The industry’s annual export value of about $3 billion is nearly equal to the commercial bank loan capacity in Cambodia, he said, leaving a dearth of local trade insurance and financing.

Where domestic financing has fallen short, the World Bank and the Export-Import Bank of the United States have not come to the industry’s aid despite lobbying efforts, he said.

“All [the two banks] needed to do is check the credit of the buyer: Gap, Levi's . . . For such an easy task, they still have a problem. I do not know what the problem is,” Van Sou Ieng said.

According to the WTO trade policy report on Cambodia issued last week, the inaccessibility of finance abroad may be connected to the significant increases in labour and land disputes, as well as unenforced or inadequate regulation.

In early August, the World Bank halted new country loans to Cambodia because of ongoing land disputes at Boeung Kak lake in Phnom Penh.

Garment manufacturers – largely with support from parent companies in Hong Kong and Taiwan – finance themselves, Van Sou Ieng told the Post yesterday, adding that smaller local companies without ties abroad often find themselves without resources.

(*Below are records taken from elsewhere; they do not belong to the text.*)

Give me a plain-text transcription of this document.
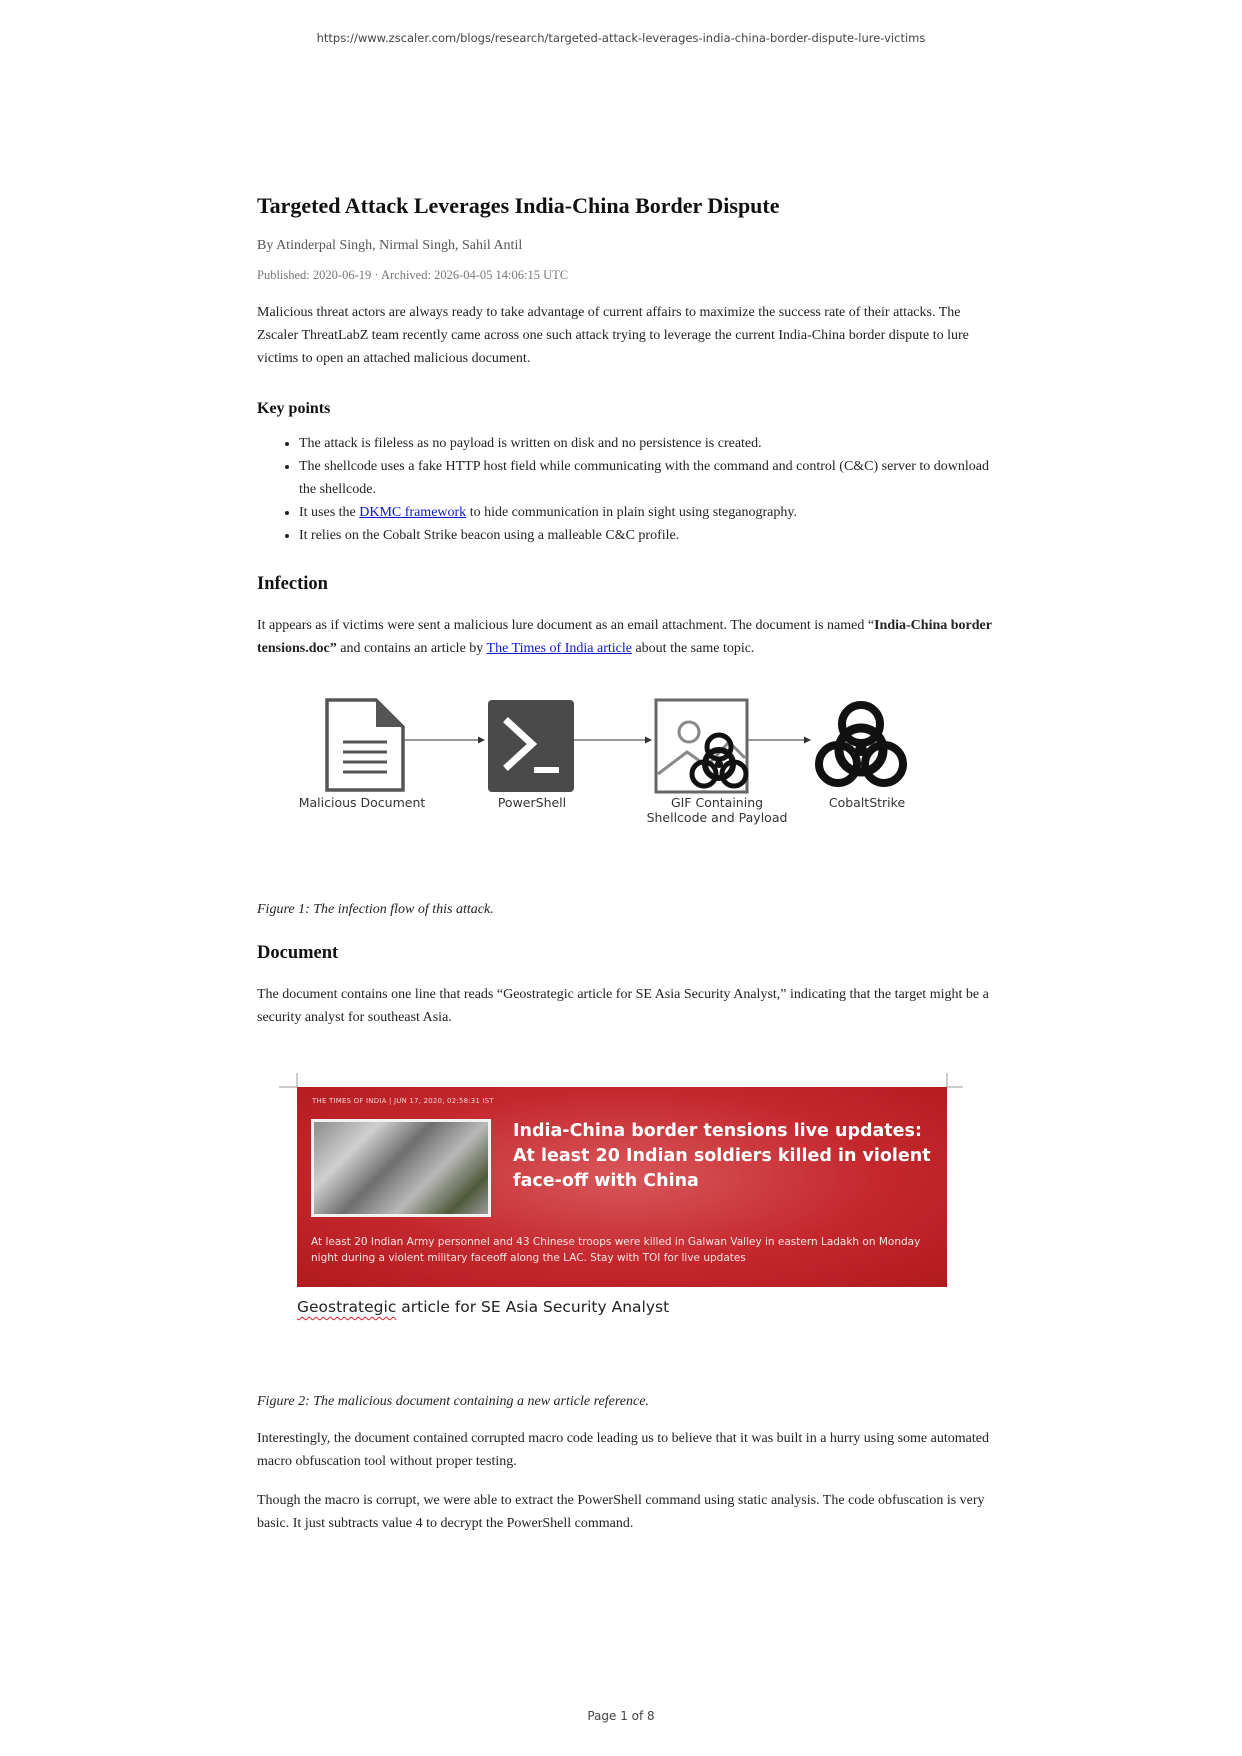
https://www.zscaler.com/blogs/research/targeted-attack-leverages-india-china-border-dispute-lure-victims
Targeted Attack Leverages India-China Border Dispute
By Atinderpal Singh, Nirmal Singh, Sahil Antil
Published: 2020-06-19 · Archived: 2026-04-05 14:06:15 UTC

Malicious threat actors are always ready to take advantage of current affairs to maximize the success rate of their attacks. The Zscaler ThreatLabZ team recently came across one such attack trying to leverage the current India-China border dispute to lure victims to open an attached malicious document.

Key points
• The attack is fileless as no payload is written on disk and no persistence is created.
• The shellcode uses a fake HTTP host field while communicating with the command and control (C&C) server to download the shellcode.
• It uses the DKMC framework to hide communication in plain sight using steganography.
• It relies on the Cobalt Strike beacon using a malleable C&C profile.
Infection

It appears as if victims were sent a malicious lure document as an email attachment. The document is named “India-China border tensions.doc” and contains an article by The Times of India article about the same topic.

Malicious Document	PowerShell	GIF Containing
Shellcode and Payload
CobaltStrike

Figure 1: The infection flow of this attack.

Document

The document contains one line that reads “Geostrategic article for SE Asia Security Analyst,” indicating that the target might be a security analyst for southeast Asia.

THE TIMES OF INDIA | JUN 17, 2020, 02:58:31 IST
India-China border tensions live updates: At least 20 Indian soldiers killed in violent face-off with China
At least 20 Indian Army personnel and 43 Chinese troops were killed in Galwan Valley in eastern Ladakh on Monday night during a violent military faceoff along the LAC. Stay with TOI for live updates
Geostrategic article for SE Asia Security Analyst

Figure 2: The malicious document containing a new article reference.

Interestingly, the document contained corrupted macro code leading us to believe that it was built in a hurry using some automated macro obfuscation tool without proper testing.

Though the macro is corrupt, we were able to extract the PowerShell command using static analysis. The code obfuscation is very basic. It just subtracts value 4 to decrypt the PowerShell command.

Page 1 of 8
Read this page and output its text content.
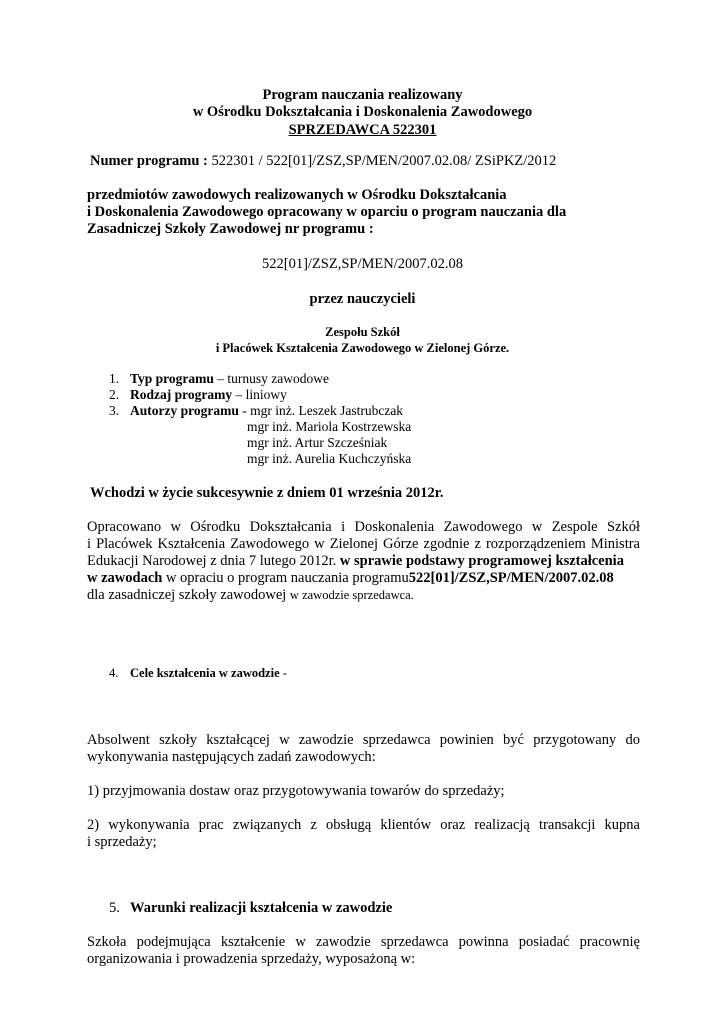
Program nauczania realizowany
w Ośrodku Dokształcania i Doskonalenia Zawodowego
SPRZEDAWCA 522301
Numer programu : 522301 / 522[01]/ZSZ,SP/MEN/2007.02.08/ ZSiPKZ/2012
przedmiotów zawodowych realizowanych w Ośrodku Dokształcania
i Doskonalenia Zawodowego opracowany w oparciu o program nauczania dla
Zasadniczej Szkoły Zawodowej nr programu :
522[01]/ZSZ,SP/MEN/2007.02.08
przez nauczycieli
Zespołu Szkół
i Placówek Kształcenia Zawodowego w Zielonej Górze.
1. Typ programu – turnusy zawodowe
2. Rodzaj programy – liniowy
3. Autorzy programu - mgr inż. Leszek Jastrubczak
mgr inż. Mariola Kostrzewska
mgr inż. Artur Szcześniak
mgr inż. Aurelia Kuchczyńska
Wchodzi w życie sukcesywnie z dniem 01 września 2012r.
Opracowano w Ośrodku Dokształcania i Doskonalenia Zawodowego w Zespole Szkół
i Placówek Kształcenia Zawodowego w Zielonej Górze zgodnie z rozporządzeniem Ministra
Edukacji Narodowej z dnia 7 lutego 2012r. w sprawie podstawy programowej kształcenia
w zawodach w opraciu o program nauczania programu522[01]/ZSZ,SP/MEN/2007.02.08
dla zasadniczej szkoły zawodowej w zawodzie sprzedawca.
4. Cele kształcenia w zawodzie -
Absolwent szkoły kształcącej w zawodzie sprzedawca powinien być przygotowany do
wykonywania następujących zadań zawodowych:
1) przyjmowania dostaw oraz przygotowywania towarów do sprzedaży;
2) wykonywania prac związanych z obsługą klientów oraz realizacją transakcji kupna
i sprzedaży;
5. Warunki realizacji kształcenia w zawodzie
Szkoła podejmująca kształcenie w zawodzie sprzedawca powinna posiadać pracownię
organizowania i prowadzenia sprzedaży, wyposażoną w:
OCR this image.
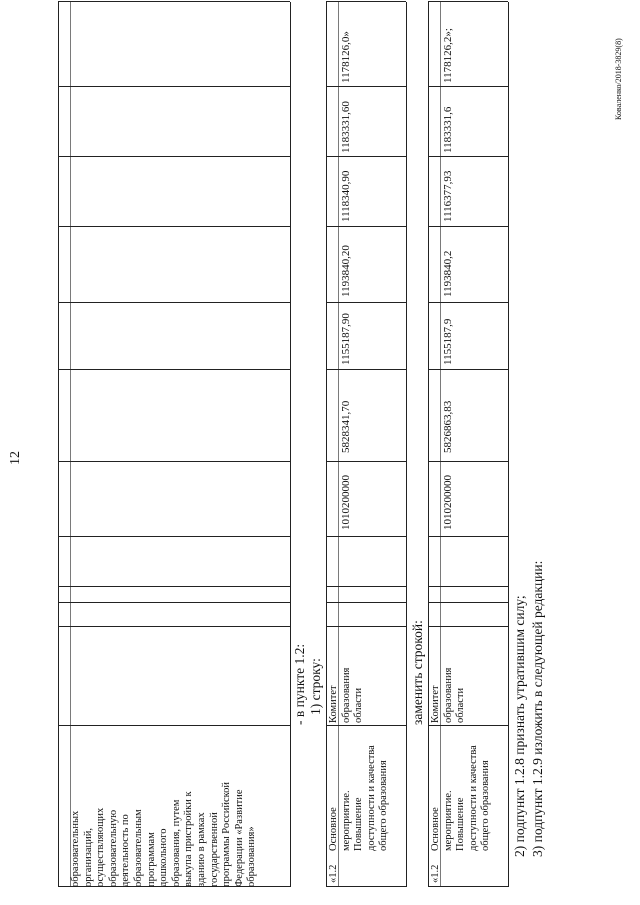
12
Коваленко/2018-3829(8)
образовательных
организаций,
осуществляющих
образовательную
деятельность по
образовательным
программам
дошкольного
образования, путем
выкупа пристройки к
зданию в рамках
государственной
программы Российской
Федерации «Развитие
образования»
- в пункте 1.2: 1) строку:
«1.2
Основное
мероприятие.
Повышение
доступности и качества
общего образования
Комитет
образования
области
1010200000
5828341,70
1155187,90
1193840,20
1118340,90
1183331,60
1178126,0»
заменить строкой:
«1.2
Основное
мероприятие.
Повышение
доступности и качества
общего образования
Комитет
образования
области
1010200000
5826863,83
1155187,9
1193840,2
1116377,93
1183331,6
1178126,2»;
2) подпункт 1.2.8 признать утратившим силу; 3) подпункт 1.2.9 изложить в следующей редакции:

While Cambodian banks and the Ministry of Economy and Finance need to increase dialogue with the World Bank and the US Ex-Im Bank, stronger sources of credit need to be developed domestically, he said.

“For local companies and the future of Cambodia, the finance system needs to be anchored in Cambodia,” Van Sou Ieng said.

While Cham Prasidh offered the establishment of an export-import bank for Cambodia as a possible solution to the finance deficit, WTO deputy director-general Valentine Sendanyoye Rugwabiza said there should not be contention over the credit records of garment importers in the United States.

At the discussion yesterday, she said the WTO can discuss what she called “the very least risky finance” with Asia Development Bank for future financing solutions.

A local solution, however, is already developing for rice finance as banks do away with a collateral system based entirely on land titles, Canadia Bank vice president Dieter Billmeier said yesterday.

Loans based on land titles are being replaced by the financing of equipment and warehouses, as well as leasing, Billmeier said.

“In the past, banks in Cambodia only gave loans against land titles. But this is going to change,” he said, adding that during the past 15 months Canadia’s agriculture financing has increased by $100 million.
But the change is coming slowly, Billmeier said.

While some of Cambodia’s bigger banks, as well as a few Malaysian banks, have reconsidered their financing strategies, many smaller banks have yet to take up the unfamiliar practice, he said.

Consolidation among rice millers is also needed to amass collateral, Ung San Ol, senior vice president of trade finance at ACLEDA Bank, said yesterday.

“Every rice miller wants to export individually, but if they want finance they must get together,” he said.